So heißt das Verzeichnis intern IMMER, alles andere sie nur Anzeigen/Umlenkungen für die deutsche Version!!

Du könntest auch noch schauen, ob JAVA_HOME auf "C:\Program Files (x86)\Java\jdk1.7.0_75" zeigt !

Und ggf. mal die HD komplett nach "javac.exe durchsuchen !!

Gruß Klaus


----------



## devastator23 (11. Mrz 2015)

Langsam zweifle ich an mir.

Ich habe in den Untiefen des Internets drei Varianten gefunden, die angeblich alle das Problem beheben: C:\Programme, C:\Program Files und C:\Program Files (x86). Zwar nicht ausdrücklich für mein Win7 32 Bit (Letzteres natürlich für 32 Bit), aber alle drei haben bei mir keinen Erfolg in path gebracht.

JAVA_Home habe ich mehrfach gefunden, habe es als Benutzer- und Systemvariable ausprobiert.

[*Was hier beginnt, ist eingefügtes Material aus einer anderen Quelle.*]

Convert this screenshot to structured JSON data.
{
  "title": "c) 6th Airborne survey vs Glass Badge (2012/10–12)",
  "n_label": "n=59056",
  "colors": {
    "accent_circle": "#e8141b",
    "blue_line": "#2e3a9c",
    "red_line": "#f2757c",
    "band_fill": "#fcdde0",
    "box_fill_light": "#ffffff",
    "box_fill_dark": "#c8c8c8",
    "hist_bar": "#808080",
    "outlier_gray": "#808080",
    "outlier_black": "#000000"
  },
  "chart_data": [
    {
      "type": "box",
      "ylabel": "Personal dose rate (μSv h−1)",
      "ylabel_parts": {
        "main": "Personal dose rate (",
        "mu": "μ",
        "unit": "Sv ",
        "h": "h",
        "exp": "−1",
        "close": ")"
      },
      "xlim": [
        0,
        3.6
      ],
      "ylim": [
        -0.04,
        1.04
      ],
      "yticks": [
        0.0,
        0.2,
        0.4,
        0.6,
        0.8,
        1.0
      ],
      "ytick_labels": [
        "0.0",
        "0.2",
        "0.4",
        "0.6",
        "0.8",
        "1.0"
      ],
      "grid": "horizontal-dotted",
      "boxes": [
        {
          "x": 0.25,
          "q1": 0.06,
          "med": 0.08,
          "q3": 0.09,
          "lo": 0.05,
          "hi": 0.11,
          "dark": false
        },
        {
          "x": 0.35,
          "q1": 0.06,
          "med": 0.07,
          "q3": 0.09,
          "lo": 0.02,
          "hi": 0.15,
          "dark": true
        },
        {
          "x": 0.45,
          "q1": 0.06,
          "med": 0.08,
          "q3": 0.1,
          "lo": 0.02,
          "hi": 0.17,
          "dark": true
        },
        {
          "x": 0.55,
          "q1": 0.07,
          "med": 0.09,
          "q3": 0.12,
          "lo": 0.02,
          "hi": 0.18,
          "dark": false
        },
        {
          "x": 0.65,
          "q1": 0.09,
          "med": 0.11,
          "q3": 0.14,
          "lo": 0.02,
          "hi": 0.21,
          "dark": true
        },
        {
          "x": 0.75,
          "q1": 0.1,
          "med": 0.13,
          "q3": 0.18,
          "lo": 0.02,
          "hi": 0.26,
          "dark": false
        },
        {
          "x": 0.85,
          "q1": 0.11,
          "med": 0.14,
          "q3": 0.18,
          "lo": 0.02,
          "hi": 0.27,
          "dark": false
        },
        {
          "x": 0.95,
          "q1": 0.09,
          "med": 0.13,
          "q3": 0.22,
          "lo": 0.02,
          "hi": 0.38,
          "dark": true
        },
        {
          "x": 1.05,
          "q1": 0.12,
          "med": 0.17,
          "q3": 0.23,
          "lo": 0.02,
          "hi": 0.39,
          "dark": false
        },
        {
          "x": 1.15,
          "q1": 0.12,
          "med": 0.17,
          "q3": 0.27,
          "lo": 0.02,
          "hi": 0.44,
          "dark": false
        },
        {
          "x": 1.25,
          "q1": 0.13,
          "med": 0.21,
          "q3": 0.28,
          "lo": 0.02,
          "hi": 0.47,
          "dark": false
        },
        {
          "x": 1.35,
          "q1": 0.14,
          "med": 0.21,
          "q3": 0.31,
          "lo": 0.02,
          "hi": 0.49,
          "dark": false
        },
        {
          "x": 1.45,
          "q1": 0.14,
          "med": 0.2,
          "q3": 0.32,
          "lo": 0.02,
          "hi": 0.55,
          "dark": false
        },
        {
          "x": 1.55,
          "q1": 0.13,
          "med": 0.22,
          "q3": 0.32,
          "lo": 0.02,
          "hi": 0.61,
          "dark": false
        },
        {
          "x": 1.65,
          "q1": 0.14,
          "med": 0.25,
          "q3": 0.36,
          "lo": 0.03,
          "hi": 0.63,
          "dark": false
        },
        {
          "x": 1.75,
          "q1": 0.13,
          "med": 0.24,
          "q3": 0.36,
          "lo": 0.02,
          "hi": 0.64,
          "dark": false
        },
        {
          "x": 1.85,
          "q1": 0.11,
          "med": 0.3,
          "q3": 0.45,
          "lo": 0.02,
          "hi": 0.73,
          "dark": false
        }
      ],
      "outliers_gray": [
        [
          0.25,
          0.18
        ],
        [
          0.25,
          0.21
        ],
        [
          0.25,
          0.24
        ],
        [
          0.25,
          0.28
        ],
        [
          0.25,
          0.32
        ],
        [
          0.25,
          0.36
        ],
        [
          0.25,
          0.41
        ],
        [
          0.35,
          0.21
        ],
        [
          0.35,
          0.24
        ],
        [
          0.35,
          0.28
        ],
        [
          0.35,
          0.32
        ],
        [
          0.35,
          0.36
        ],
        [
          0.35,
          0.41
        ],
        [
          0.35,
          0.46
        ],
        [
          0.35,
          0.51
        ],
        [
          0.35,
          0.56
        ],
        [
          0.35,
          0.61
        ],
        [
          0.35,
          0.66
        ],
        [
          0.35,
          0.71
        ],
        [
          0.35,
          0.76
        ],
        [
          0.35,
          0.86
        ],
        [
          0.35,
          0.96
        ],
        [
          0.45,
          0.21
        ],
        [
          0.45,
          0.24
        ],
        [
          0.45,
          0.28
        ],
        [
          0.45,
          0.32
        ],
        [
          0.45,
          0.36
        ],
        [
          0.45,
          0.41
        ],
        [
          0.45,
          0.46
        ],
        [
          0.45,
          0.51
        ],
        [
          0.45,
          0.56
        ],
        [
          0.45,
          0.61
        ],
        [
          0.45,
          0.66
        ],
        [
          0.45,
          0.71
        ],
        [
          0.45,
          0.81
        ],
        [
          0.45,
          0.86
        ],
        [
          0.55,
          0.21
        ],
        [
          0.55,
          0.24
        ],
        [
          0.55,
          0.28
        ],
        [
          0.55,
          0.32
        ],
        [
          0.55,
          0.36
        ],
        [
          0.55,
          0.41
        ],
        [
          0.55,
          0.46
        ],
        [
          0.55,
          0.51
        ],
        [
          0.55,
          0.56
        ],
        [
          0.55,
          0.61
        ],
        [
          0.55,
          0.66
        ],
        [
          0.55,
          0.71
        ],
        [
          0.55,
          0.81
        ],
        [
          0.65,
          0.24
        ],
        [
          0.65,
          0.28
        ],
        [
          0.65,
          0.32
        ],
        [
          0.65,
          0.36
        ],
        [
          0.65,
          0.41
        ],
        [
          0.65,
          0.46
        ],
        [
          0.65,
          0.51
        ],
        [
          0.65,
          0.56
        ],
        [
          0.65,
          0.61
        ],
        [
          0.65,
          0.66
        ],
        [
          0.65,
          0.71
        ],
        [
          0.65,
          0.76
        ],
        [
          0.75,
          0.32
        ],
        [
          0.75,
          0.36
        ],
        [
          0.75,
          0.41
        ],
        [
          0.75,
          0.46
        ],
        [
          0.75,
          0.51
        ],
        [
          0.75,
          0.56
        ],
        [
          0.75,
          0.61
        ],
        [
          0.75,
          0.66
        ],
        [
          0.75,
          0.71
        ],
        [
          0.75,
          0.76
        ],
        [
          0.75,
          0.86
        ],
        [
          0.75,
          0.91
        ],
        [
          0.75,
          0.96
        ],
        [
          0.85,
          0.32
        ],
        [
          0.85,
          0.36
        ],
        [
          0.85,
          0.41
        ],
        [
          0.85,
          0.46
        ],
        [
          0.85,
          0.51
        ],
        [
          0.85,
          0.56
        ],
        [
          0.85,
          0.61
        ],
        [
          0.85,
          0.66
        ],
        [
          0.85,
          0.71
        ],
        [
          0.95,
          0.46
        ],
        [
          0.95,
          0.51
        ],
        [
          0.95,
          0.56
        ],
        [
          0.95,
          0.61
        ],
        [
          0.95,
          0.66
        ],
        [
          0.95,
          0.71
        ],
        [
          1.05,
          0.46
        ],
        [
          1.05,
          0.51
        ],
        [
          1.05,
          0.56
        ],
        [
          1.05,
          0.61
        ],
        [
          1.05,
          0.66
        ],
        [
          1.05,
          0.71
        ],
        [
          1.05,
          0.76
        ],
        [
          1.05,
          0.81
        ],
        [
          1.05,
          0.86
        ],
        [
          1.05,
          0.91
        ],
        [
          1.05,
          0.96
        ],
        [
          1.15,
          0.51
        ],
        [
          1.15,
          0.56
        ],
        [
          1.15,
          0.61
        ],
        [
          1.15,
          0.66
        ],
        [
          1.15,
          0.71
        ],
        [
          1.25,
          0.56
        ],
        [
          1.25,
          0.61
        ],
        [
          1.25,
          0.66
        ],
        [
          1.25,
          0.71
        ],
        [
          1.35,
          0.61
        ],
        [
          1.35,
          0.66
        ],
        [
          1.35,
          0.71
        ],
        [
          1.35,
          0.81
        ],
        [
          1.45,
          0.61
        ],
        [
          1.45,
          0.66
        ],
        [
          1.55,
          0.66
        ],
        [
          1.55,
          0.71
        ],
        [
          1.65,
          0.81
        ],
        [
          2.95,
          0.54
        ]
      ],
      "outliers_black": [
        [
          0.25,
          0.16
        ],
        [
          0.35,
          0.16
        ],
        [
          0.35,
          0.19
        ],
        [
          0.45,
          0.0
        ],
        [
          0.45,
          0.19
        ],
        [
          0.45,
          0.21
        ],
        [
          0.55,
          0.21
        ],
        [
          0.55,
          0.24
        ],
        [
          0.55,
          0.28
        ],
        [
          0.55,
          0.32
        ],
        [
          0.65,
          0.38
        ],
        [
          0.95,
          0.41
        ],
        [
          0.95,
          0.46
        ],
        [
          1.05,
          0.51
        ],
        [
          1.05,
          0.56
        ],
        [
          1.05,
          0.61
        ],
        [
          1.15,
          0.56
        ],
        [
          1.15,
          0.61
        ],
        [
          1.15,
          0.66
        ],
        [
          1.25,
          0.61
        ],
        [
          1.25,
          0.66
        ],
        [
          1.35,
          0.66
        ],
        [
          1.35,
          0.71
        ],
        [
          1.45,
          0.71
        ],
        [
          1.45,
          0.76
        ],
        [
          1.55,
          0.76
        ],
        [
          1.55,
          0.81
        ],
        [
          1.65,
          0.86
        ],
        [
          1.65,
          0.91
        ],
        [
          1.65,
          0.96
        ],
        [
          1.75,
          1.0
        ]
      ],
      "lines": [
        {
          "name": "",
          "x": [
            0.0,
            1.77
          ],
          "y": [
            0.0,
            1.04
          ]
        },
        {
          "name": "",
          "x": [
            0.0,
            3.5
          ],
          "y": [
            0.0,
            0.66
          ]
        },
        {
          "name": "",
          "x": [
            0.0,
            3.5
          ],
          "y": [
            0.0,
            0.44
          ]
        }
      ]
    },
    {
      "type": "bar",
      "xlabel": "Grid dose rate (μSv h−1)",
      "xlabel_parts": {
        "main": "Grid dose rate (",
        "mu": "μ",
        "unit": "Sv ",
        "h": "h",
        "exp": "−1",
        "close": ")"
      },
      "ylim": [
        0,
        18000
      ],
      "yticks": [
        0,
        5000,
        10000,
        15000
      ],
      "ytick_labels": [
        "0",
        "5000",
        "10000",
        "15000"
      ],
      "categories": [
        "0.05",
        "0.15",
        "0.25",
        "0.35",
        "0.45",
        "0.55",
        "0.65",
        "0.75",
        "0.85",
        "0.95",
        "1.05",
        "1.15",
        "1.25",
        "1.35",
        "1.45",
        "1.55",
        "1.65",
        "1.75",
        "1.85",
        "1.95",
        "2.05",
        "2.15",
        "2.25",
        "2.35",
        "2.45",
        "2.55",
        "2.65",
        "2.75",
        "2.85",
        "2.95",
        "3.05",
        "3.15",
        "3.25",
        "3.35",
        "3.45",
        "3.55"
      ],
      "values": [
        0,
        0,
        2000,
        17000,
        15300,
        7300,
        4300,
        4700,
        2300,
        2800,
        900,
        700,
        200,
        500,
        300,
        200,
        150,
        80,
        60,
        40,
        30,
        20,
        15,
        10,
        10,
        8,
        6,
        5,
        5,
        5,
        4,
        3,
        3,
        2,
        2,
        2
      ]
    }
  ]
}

Das scheint aber nur eine Kurzschreibweise zu sein. Vor deiner letzten Antwort hatte ich es wieder gelöscht (ich hatte es ursprünglich auch selbst erstellt), nun wieder erzeugt.

An irgendeiner Stelle schrieb wer, dass bei ihm unter XP in der path-Variable der Verweis auf das Verzeichnis, in dem javac.exe sich befindet, am Anfang stehen musste. Ich habe es gerade an den Anfang kopiert, kein Erfolg.

javac.exe befindet sich einmalig auf der Festplatte, nämlich in C:\Program Files\Java\jdk1.8.0_31\bin. So zumindest die Schreibweise (also ohne (x86)), mit der ich javac über die Eingabeaufforderung ausführen kann. javac.exe funktioniert ja auch, ich kann ja kompilieren und erfolgreich ausführen. Aber ich kann javac.exe eben ausschließlich aus dem o.g. Verzeichnis aufrufen.

Kann es nicht sein, dass ein SYMLINK zu javac.exe in das javapath-Verzeichnis gehört?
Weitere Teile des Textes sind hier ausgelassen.